Tentu hasil review pengamat sebelumnya yang viral, bisa menjadi tepat, bahwa pola persidangan terhadap para tersangka (TSK) tuduhan publik 'ijazah Jokowi palsu' bakal mirip persidangan terhadap eks terpidana terdakwa Bambang Tri Mulyobo (BTM) dan Sugih Raharja (Gus Nur) di Pengadilan Negeri Surakarta (2023), dan pola mengadili Gus Nur (2021) di Pengadilan Negeri Jakarta Selatan yaitu kedua sidang peradilan a quo in casu tanpa dihadiri (para) saksi korban.


Hal 'nuansa' praktik cacat hukum akibat implementasi proses penegakan hukum didalam praktik badan peradilan ini memang telah dan bakal kembali terjadi ?


Ada sebuah kunci utama agar dimata masyarakat bangsa ini praktik sejarah buruk penegakan hukum tidak berulang, sebaliknya proses berkesesuaian dengan mekanisme hukum pidana formil prosedural sesuai KUHAP dan jika benar prediktif Jokowi total tidak dapat menghadiri proses persidangan yang logika asas legalitasnya harus Ia hadiri, sekaligus dalam kerangka memenuhi fungsi tujuan hukum, utamanya fungsi "kepastian hukum".


Walau hak JPU (rules) adalah untuk melakukan "penuntutan" sesuai asas dominus litis, terhadap para TSK/ TDW vide Pasal 1 angka 6 KUHAP 


Namun sebaliknya ada juga hak JPU untuk menggugurkan hak menuntutnya (dominus litis) dengan modal "keberanian" yang didasari prinsip berlaku objektifitas (profesionalitas dan proporsionalitas) yakni menggunakan hak penuntutan yang mereka JPU miliki (dominus litis) yang yakni dengan menerapkan metode opportunity (asas hukum oportunitas) sesuai Pasal 35 ayat (2) UU No. 16 Tahun 2004 tentang Kejaksaan RI yang isinya:


"Jaksa Penuntut Umum berwenang untuk menangguhkan penuntutan perkara demi kepentingan umum atau kepentingan masyarakat, dengan syarat-syarat yang ditentukan oleh Undang-Undang."

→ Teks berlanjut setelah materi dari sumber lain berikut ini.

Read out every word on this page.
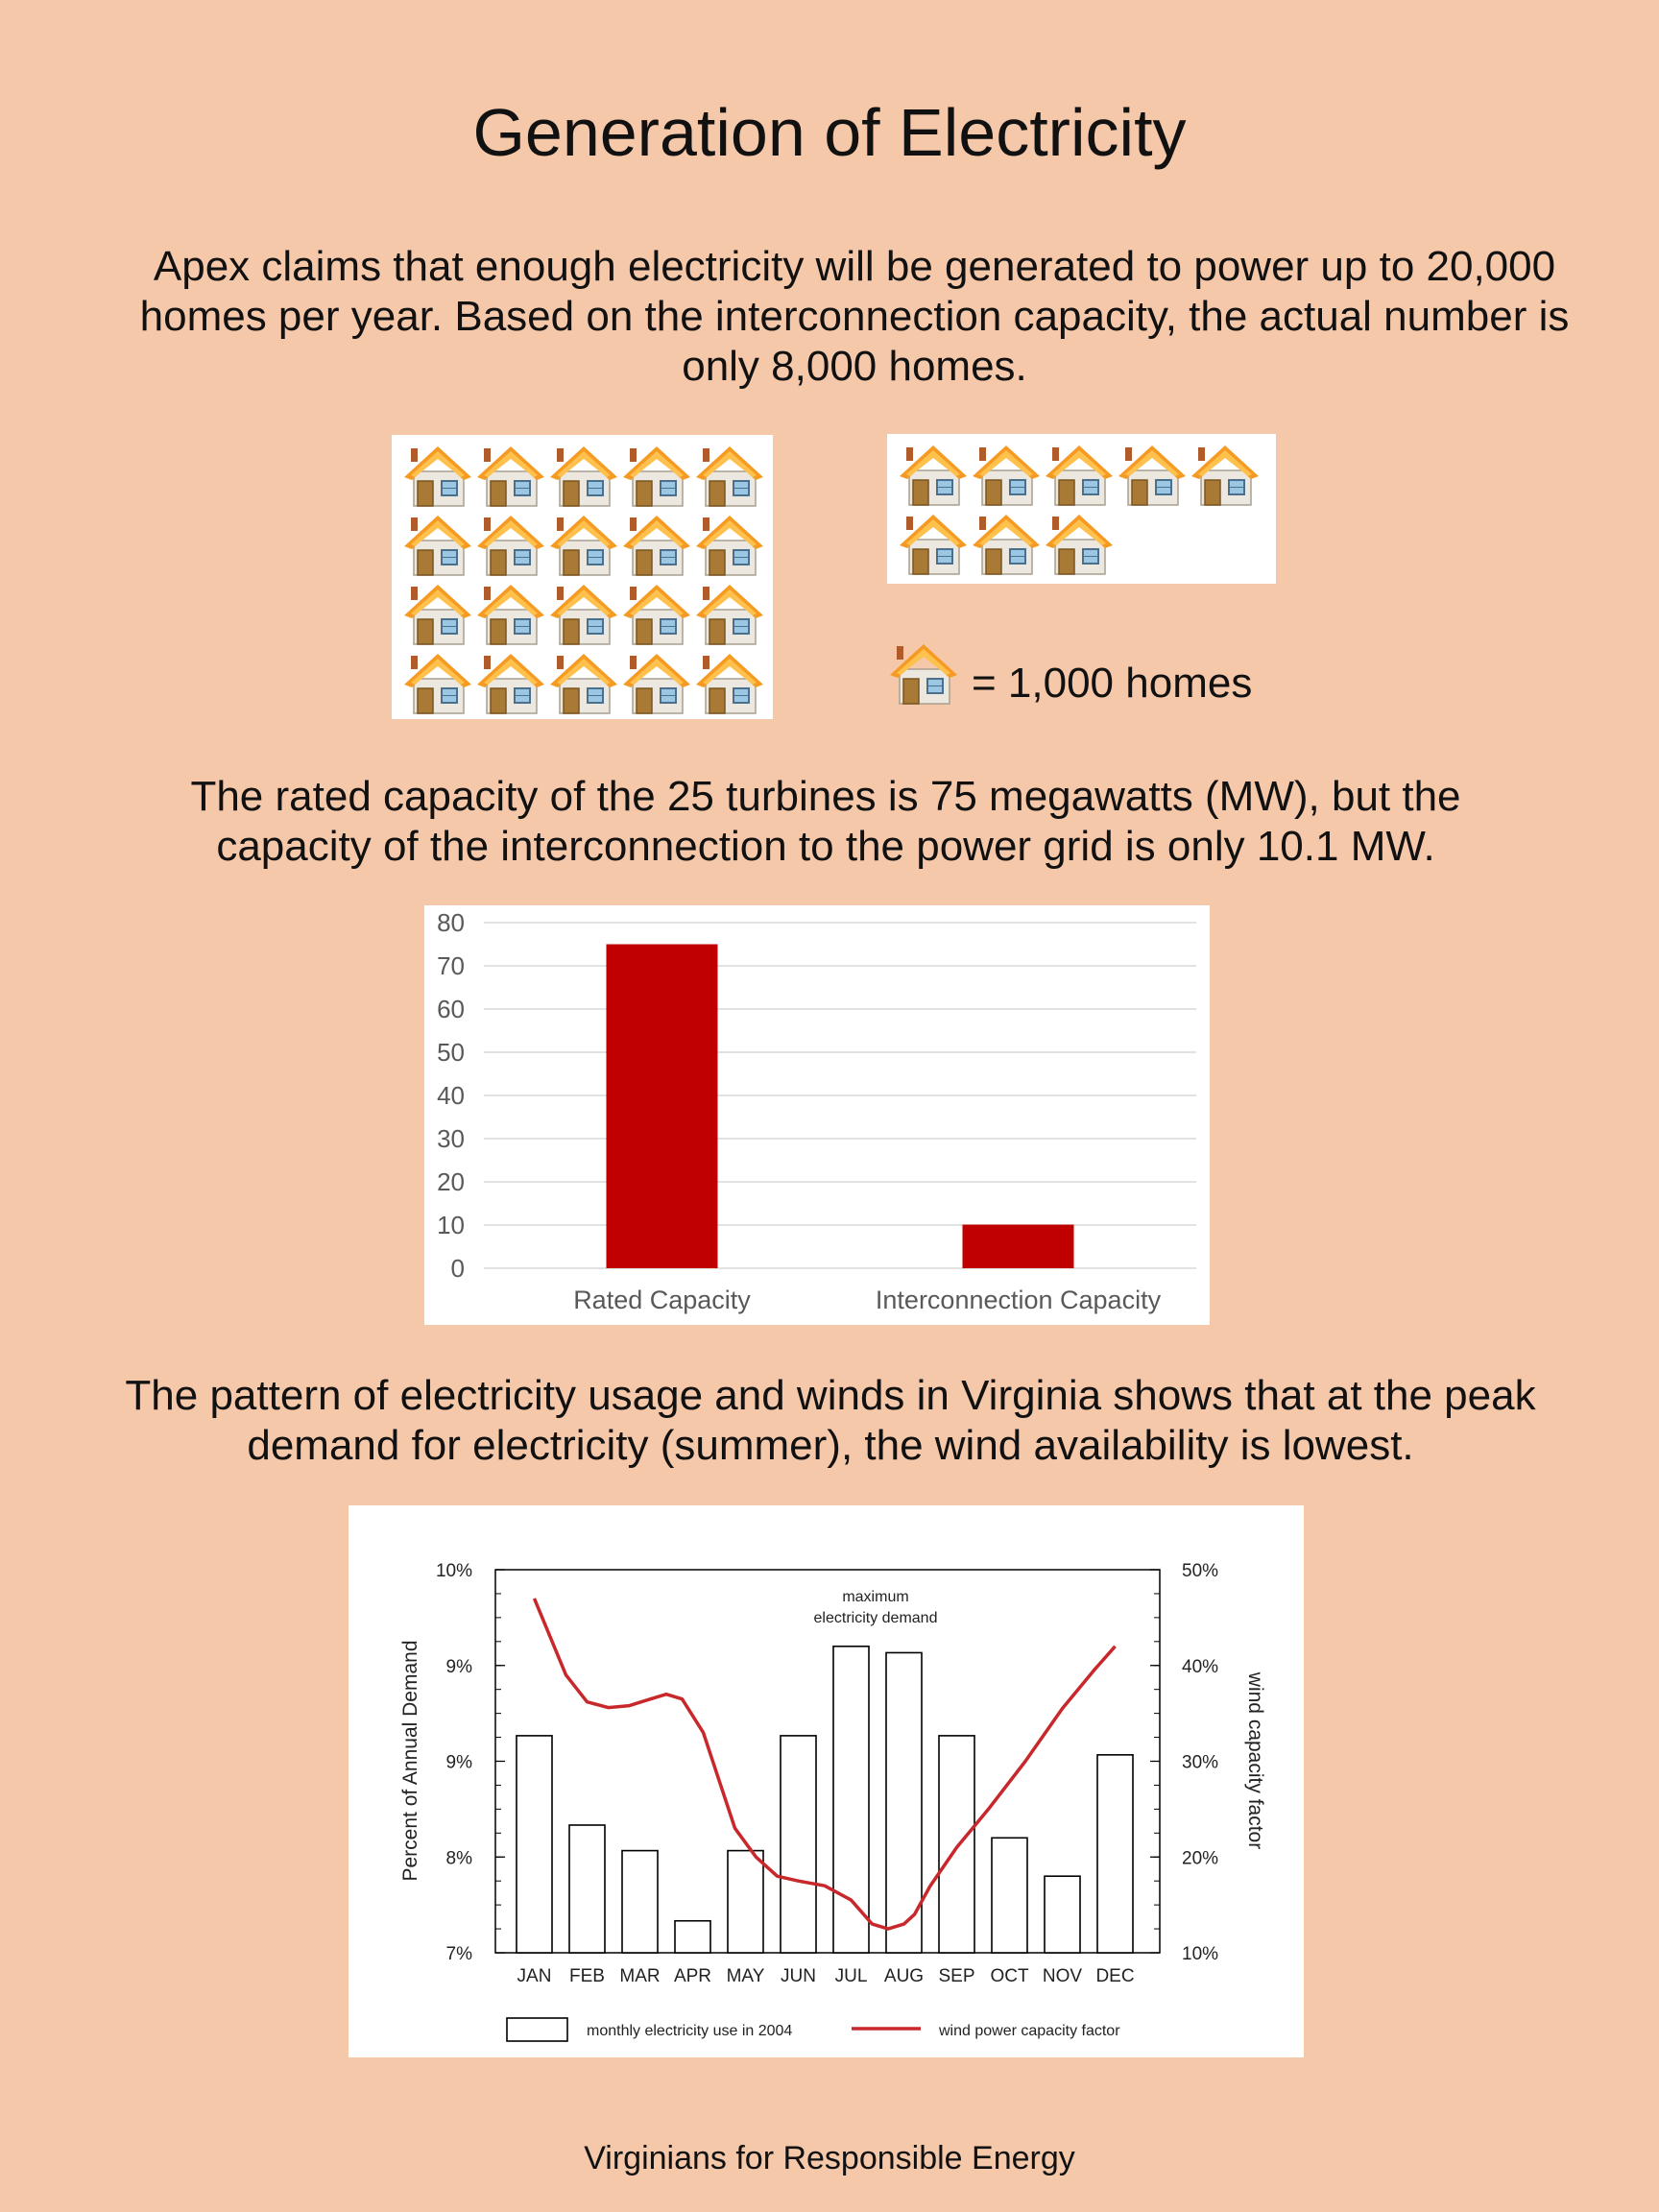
Generation of Electricity

Apex claims that enough electricity will be generated to power up to 20,000 homes per year. Based on the interconnection capacity, the actual number is only 8,000 homes.

= 1,000 homes

The rated capacity of the 25 turbines is 75 megawatts (MW), but the capacity of the interconnection to the power grid is only 10.1 MW.

0
10
20
30
40
50
60
70
80
Rated Capacity	Interconnection Capacity

The pattern of electricity usage and winds in Virginia shows that at the peak demand for electricity (summer), the wind availability is lowest.

10%
9%
9%
8%
7%
50%
40%
30%
20%
10%
Percent of Annual Demand	wind capacity factor
JAN FEB MAR APR MAY JUN JUL AUG SEP OCT NOV DEC
maximum
electricity demand
monthly electricity use in 2004	wind power capacity factor
Virginians for Responsible Energy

Walau dalam KUHAP, asas oportunitas tidak secara eksplisit diatur, tetapi dapat diilustrasikan hubungan hukumnya (diperjelas dengan contoh peristiwa hukum) merujuk isi pasal 140 ayat (2) KUHAP yang menyatakan:


"Dalam hal perkara tidak cukup bukti, jaksa penuntut umum dapat menangguhkan penuntutan."

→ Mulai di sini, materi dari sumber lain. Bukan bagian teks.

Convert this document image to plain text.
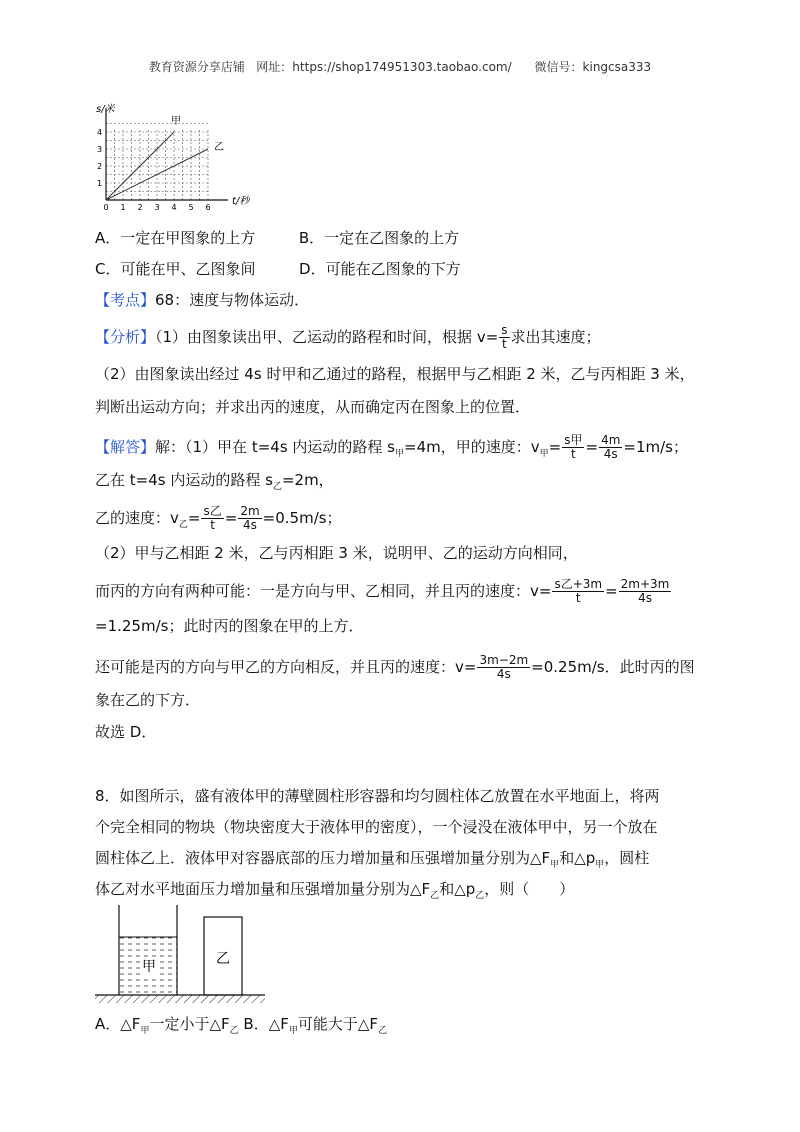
教育资源分享店铺 网址：https://shop174951303.taobao.com/ 微信号：kingcsa333
s/米
t/秒
甲
乙
0 1 2 3 4 5 6
1
2
3
4
A．一定在甲图象的上方	B．一定在乙图象的上方
C．可能在甲、乙图象间	D．可能在乙图象的下方
【考点】68：速度与物体运动．
【分析】（1）由图象读出甲、乙运动的路程和时间，根据 $v= \frac{s}{t}$ 求出其速度；
（2）由图象读出经过 4s 时甲和乙通过的路程，根据甲与乙相距 2 米，乙与丙相距 3 米，
判断出运动方向；并求出丙的速度，从而确定丙在图象上的位置．
【解答】解：（1）甲在 t=4s 内运动的路程 $s_甲=4m$，甲的速度：$v_甲= \frac{\text{s甲}}{t} = \frac{4m}{4s} =1m/s$；
乙在 t=4s 内运动的路程 $s_乙=2m$，
乙的速度：$v_乙= \frac{\text{s乙}}{t} = \frac{2m}{4s} =0.5m/s$；
（2）甲与乙相距 2 米，乙与丙相距 3 米，说明甲、乙的运动方向相同，
而丙的方向有两种可能：一是方向与甲、乙相同，并且丙的速度：$v= \frac{\text{s乙+3m}}{t} = \frac{2m+3m}{4s}$
=1.25m/s；此时丙的图象在甲的上方．
还可能是丙的方向与甲乙的方向相反，并且丙的速度：$v= \frac{3m-2m}{4s} =0.25m/s$．此时丙的图
象在乙的下方．
故选 D．
8．如图所示，盛有液体甲的薄壁圆柱形容器和均匀圆柱体乙放置在水平地面上，将两
个完全相同的物块（物块密度大于液体甲的密度），一个浸没在液体甲中，另一个放在
圆柱体乙上．液体甲对容器底部的压力增加量和压强增加量分别为$\triangle F_甲$和$\triangle p_甲$，圆柱
体乙对水平地面压力增加量和压强增加量分别为$\triangle F_乙$和$\triangle p_乙$，则（　　）
A．$\triangle F_甲$一定小于$\triangle F_乙$ B．$\triangle F_甲$可能大于$\triangle F_乙$
甲	乙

Sehingga patut dan adil menurut hukum andai benar Jokowi kelak bakal uzur bertepatan momen dirinya harus tampil menuntut para penghina-dina dirinya yang serendah-rendahnya. Maka Kejaksaan melalui Jaksa selaku JPU mesti tampil berani dan objektif mengeluarkan surat penetapan menunda atau menghentikan tuntutan kepada para TSK atau calon TDW atau 'TDW."